New museum pays tribute to oldest law enforcement agency in US
Visitors to Arkansas can now immerse themselves in the history of our nation’s oldest law enforcement agency, courtesy of the U.S. Marshals Museum, a facility dedicated to telling the story of Marshals throughout history.
The facility opened in Fort Smith on July 1, and its star-shaped building evokes the iconic badge of the Marshals.
Inside, things are no less striking. The museum is filled with interactive exhibits and timelines that tell the story of the Marshals, from their formation as part of the 1789 Judiciary Act to the multifaceted mission of today’s deputies. In the middle of the museum, a a display campfire shows four U.S. Marshals from different eras coming together. From there, guests can stroll through an Old West frontier town or chase virtual fugitives in a training simulation.
The mission of the Marshals has definitely evolved since George Washington appointed its first 13 members in 1789 — one for each of the federal districts that were in existence. Back then, they were officers of the court who assisted in quelling rebellions and were also responsible for tracking down enslaved people who escaped.
For nearly 100 years, they were also tasked with conducting the U.S. Census. Today, there are 94 appointed Marshals and nearly 4,000 deputies who assist with their many duties. Along with assisting state authorities in federal investigations, they liquidate the gains of convicted criminals through the Asset Forfeiture Program and run the Federal Witness Protection Program.

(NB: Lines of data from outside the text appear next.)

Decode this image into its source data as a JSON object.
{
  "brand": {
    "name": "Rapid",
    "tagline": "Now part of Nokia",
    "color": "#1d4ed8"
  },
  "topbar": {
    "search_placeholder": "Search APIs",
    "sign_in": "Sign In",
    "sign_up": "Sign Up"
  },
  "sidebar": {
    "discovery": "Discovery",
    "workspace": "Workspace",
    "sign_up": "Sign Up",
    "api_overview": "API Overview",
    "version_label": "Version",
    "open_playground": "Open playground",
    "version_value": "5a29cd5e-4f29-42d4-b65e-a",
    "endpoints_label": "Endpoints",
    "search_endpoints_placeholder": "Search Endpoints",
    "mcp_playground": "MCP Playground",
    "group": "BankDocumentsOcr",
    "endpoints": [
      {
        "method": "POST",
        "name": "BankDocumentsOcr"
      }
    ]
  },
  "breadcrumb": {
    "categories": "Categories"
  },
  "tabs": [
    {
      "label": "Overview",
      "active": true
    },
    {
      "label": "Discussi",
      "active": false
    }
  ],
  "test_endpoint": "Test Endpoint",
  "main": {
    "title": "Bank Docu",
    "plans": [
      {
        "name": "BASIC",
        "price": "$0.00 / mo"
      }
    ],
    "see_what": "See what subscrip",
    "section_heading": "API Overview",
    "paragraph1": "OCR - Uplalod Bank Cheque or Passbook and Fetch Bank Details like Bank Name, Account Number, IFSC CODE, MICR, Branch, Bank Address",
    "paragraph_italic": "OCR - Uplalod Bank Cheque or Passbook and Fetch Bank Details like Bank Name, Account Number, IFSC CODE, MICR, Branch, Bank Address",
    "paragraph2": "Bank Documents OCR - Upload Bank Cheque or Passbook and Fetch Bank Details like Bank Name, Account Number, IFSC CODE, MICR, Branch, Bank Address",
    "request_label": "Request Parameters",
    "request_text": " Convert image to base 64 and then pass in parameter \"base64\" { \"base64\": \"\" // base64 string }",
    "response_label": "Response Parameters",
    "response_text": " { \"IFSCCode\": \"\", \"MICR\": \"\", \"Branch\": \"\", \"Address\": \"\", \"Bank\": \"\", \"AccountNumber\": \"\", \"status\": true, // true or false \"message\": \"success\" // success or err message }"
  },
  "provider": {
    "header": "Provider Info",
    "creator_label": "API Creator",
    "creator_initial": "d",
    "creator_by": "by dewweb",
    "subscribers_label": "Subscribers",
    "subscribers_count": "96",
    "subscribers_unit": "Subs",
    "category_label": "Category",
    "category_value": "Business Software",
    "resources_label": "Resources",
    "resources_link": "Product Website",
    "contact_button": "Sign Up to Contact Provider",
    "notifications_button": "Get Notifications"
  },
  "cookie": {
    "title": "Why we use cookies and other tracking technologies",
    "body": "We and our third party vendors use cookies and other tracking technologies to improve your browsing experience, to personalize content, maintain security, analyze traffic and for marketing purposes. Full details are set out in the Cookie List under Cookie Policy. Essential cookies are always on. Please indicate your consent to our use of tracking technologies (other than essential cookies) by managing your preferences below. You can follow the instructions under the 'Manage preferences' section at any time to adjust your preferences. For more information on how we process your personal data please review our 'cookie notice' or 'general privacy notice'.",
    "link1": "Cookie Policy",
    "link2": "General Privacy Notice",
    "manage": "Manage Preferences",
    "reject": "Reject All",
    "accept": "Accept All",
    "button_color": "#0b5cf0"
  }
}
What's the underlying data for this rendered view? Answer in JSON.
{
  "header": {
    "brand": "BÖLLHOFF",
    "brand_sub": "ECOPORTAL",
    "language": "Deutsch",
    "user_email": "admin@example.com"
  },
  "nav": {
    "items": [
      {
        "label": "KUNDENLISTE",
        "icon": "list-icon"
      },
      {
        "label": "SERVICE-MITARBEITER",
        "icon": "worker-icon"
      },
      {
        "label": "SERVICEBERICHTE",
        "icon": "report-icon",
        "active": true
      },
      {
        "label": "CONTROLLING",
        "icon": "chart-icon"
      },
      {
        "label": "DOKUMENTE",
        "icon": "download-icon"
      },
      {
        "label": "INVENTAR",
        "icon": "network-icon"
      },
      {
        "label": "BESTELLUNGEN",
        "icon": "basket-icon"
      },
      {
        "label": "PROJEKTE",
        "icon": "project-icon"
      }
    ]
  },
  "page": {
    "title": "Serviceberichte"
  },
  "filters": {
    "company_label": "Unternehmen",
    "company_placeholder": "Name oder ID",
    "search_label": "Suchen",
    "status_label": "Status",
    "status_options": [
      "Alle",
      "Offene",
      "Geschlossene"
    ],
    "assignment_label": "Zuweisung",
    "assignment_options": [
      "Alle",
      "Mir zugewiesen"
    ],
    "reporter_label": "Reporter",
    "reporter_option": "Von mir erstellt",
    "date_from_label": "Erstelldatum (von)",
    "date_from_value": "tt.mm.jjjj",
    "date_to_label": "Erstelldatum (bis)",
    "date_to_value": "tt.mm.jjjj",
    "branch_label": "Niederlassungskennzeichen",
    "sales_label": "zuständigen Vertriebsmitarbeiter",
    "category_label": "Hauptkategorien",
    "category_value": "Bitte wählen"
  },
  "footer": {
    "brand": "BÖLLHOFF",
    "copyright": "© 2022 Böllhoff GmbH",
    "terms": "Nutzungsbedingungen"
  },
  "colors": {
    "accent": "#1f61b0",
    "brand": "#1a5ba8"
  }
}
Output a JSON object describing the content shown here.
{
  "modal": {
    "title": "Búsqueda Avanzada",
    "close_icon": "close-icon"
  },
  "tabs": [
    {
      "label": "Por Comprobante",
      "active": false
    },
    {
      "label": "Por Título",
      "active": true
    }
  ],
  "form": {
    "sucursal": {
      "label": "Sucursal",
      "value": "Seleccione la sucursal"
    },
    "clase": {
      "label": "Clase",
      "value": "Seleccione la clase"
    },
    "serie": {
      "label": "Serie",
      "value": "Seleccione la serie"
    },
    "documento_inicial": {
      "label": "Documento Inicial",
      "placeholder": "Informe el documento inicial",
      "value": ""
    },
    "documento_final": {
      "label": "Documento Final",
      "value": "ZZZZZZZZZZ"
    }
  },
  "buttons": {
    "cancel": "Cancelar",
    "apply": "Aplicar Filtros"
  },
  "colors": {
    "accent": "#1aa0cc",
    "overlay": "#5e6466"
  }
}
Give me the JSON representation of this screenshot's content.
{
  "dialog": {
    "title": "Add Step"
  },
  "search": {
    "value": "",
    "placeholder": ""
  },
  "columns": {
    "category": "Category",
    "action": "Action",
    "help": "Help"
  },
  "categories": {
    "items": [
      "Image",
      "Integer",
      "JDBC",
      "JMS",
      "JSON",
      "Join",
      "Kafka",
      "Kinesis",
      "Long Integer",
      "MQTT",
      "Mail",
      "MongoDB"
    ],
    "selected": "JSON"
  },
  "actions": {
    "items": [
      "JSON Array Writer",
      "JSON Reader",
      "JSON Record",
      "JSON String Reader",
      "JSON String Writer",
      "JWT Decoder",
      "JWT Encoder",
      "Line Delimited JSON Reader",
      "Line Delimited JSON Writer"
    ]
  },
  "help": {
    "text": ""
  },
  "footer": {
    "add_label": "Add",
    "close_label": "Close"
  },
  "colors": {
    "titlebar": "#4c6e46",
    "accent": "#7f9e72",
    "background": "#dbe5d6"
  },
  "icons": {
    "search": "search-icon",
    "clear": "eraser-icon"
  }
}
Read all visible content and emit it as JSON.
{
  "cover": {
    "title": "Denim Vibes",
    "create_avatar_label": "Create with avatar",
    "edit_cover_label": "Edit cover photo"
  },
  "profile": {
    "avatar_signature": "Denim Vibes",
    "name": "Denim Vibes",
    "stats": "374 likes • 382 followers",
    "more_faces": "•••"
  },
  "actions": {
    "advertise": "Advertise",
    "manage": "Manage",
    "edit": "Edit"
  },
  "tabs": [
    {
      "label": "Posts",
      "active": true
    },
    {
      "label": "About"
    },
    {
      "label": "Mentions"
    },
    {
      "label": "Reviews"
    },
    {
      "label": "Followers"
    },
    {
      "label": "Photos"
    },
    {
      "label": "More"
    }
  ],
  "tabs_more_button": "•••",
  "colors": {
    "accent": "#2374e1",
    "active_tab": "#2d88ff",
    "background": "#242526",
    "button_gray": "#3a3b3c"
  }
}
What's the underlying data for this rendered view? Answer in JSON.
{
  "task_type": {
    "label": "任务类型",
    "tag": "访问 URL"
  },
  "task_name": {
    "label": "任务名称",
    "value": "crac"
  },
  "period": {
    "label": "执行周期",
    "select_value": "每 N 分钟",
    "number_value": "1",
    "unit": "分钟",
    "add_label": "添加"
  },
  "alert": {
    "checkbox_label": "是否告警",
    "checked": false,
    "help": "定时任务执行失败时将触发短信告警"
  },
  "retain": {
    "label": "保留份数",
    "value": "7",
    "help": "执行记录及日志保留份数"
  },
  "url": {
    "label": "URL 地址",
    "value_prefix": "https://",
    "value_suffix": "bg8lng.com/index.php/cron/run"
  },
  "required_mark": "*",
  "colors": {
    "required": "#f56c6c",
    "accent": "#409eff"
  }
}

The location of the U.S. Marshals Museum is an apt one. Fort Smith has long been the headquarters of the U.S. District Court of the Western District of Arkansas, and it has been the home base for famous Marshals such as Bass Reeves and Heck Thomas. When Central High School in Little Rock, Arkansas, became a flashpoint for resistance to desegregation, Marshal Beal Kidd rallied more than 100 deputies to protect African-American students at that school.
The U.S. Marshals Museum is currently open from 9 a.m. to 5 p.m. daily, and admission is $13 for adults.